The goal of this project is to create an ecosystem where to run Data Pipelines and monitor Machine Learning Experiments.
From Airflow documentation:
Apache Airflow is an open-source platform for developing, scheduling, and monitoring batch-oriented workflows
From MLflow documentation:
MLflow is an open source platform for managing the end-to-end machine learning lifecycle
From Docker documentation:
Docker Compose is a tool for defining and running multi-container Docker applications.
The first step to structure this project is connecting Airflow and MLflow together: docker compose.
Create docker-compose.yaml, which contains the configuration of those docker containers responsible for running Airflow and MLflow services.

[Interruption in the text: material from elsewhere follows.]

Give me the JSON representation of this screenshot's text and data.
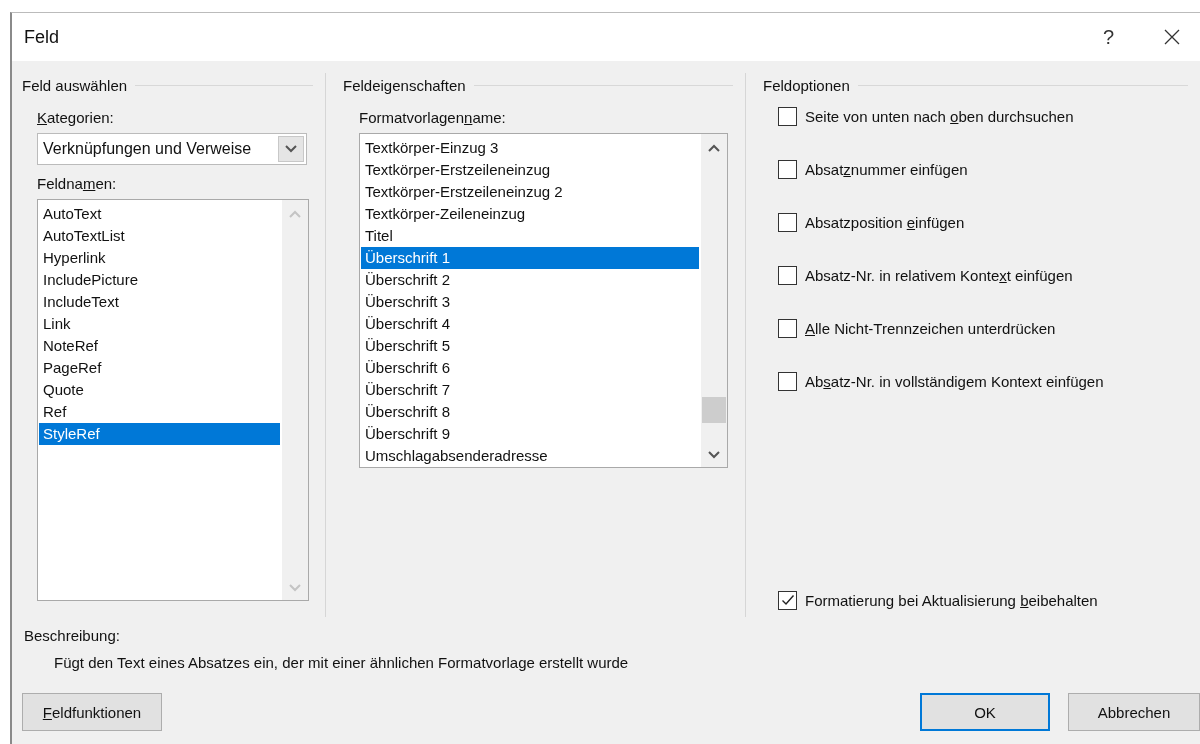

Each of those services runs on a different container:
- airflow-webserver
- airflow-scheduler
- airflow-worker
- airflow-triggerer
- mlflow
To create and start multiple container, from terminal run the following command:
docker compose up -d
In order to access to Airflow server visit the page: localhost:8080

And take a step into Airflow world!
To start creating DAGS initialize an empty folder named dags and populate it with as many scripts as you need.
└── dags
└── example_dag.pyIn order to monitor MLflow experiments through its server, visit the page: localhost:600

To establish a connection between Airflow and MLflow, define the URI of the MLflow server:
mlflow.set_tracking_uri('http://mlflow:600')
After that, create a new connection on Airflow that points to that port.